Judge Colleen McMahon of the Southern District of New York said the bankruptcy court hearing the case had overstepped its authority, writing: “This court concludes that the Bankruptcy Code does not authorise such non-consensual non-debtor releases,” referring to the practice of shielding parties not in bankruptcy from civil claims.
As part of the settlement, the Sackler family, which owns Purdue, had agreed to contribute the $4.5 billion from their fortune to fund “abatement trusts” to pay victims and fund campaigns to alleviate the opioid crisis.

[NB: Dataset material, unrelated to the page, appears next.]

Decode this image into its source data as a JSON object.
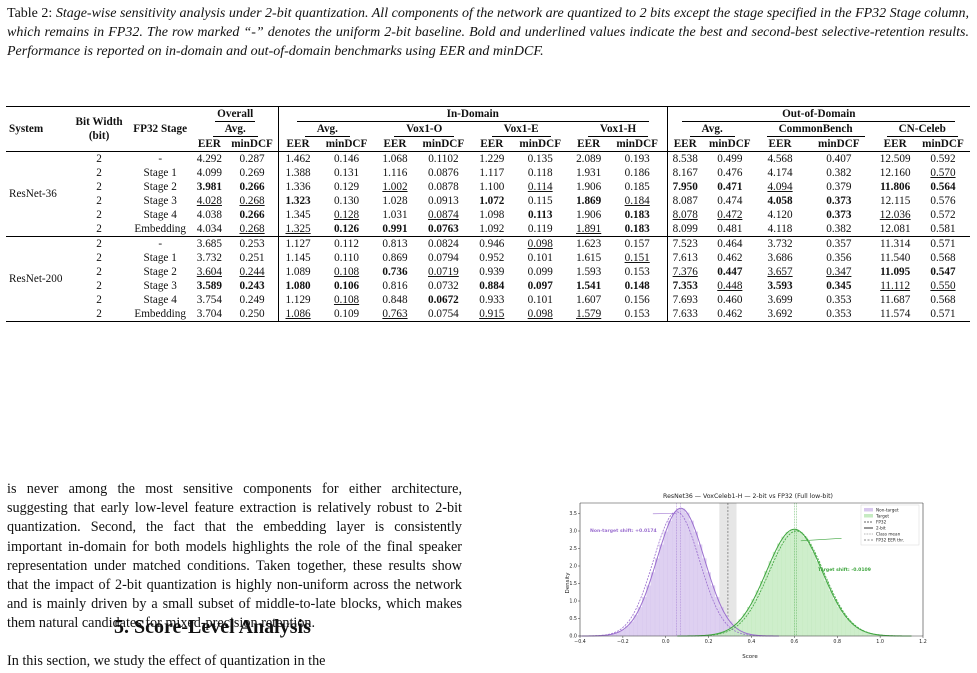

The assets of Purdue were to be transferred to a new company that would develop treatments for opioid abuse and manufacture non-painkiller drugs. In return, family members would be protected from all lawsuits over their alleged role in fuelling the US opioid crisis.
The restructuring plan was agreed by a wide range of stakeholders including US states, localities and victims.
However, a handful of objectors, including eight states and the US attorney for the Southern District of New York, pointed to analysis presented in the bankruptcy court that showed that the family had taken more than $10 billion out of Purdue between 2008 and 2017.
The objectors argued that the Sacklers were getting the benefits of the bankruptcy process without having personally filed for Chapter 11 protection themselves.
Purdue, maker of the powerful painkiller OxyContin, had filed for bankruptcy in New York in 2019 amid a wave of litigation from cities, states, individuals and others over its alleged role in the opioid epidemic that has killed 500,000 Americans.
The court-supervised restructuring was used to halt lawsuits against Purdue and the Sacklers in order to facilitate a global settlement.
As a requirement for the Sackler’s contribution, the family demanded that they could no longer be legally pursued. Lawyers for Purdue warned that without such a settlement, years of constant litigation would delay payments to victims and shrink the available pot.
Judge McMahon wrote: “It is indeed unfortunate that this decision comes very late in a process that, from its earliest days in 2019, has proceeded on the assumption that releases of the sort contemplated in Section 10.7 of the Debtors’ Plan would be authorised.”
She added: “I also acknowledge that the invalidating of these releases will almost certainly lead to the undoing of a carefully crafted plan that would bring about many wonderful things, including especially the funding of desperately needed programmes to counter opioid addiction.”
The practice of granting liability shields has become one of the most controversial aspects of Chapter 11 cases in recent years. Settlements either in product liability cases or where private equity firms faced allegations of asset-stripping have often been reached where money contributed to creditor recoveries was exchanged for the prohibition on future legal claims.
The practice has varied across federal bankruptcy courts. Judge McMahon wrote: “It should not be left to debtors and their creditors to guess whether such releases are statutorily authorised.”
Purdue said in a statement on Thursday night that it would appeal against the ruling.
“While the district court decision does not affect Purdue’s rock-solid operational stability or its ability to produce its many medications safely and effectively, it will delay, and perhaps end, the ability of creditors, communities, and individuals to receive billions in value to abate the opioid crisis,” said Steve Miller, chair of Purdue Pharma.
One representative for the Sackler family declined to comment.
“This opinion reflects an incredibly careful read of the existing law in a case where the stakes are very high. The law of releasing non-debtor parties has been a game of whisper down the lane for far too long”, said Melissa Jacoby, a law professor at the University of North Carolina, who has been following the case.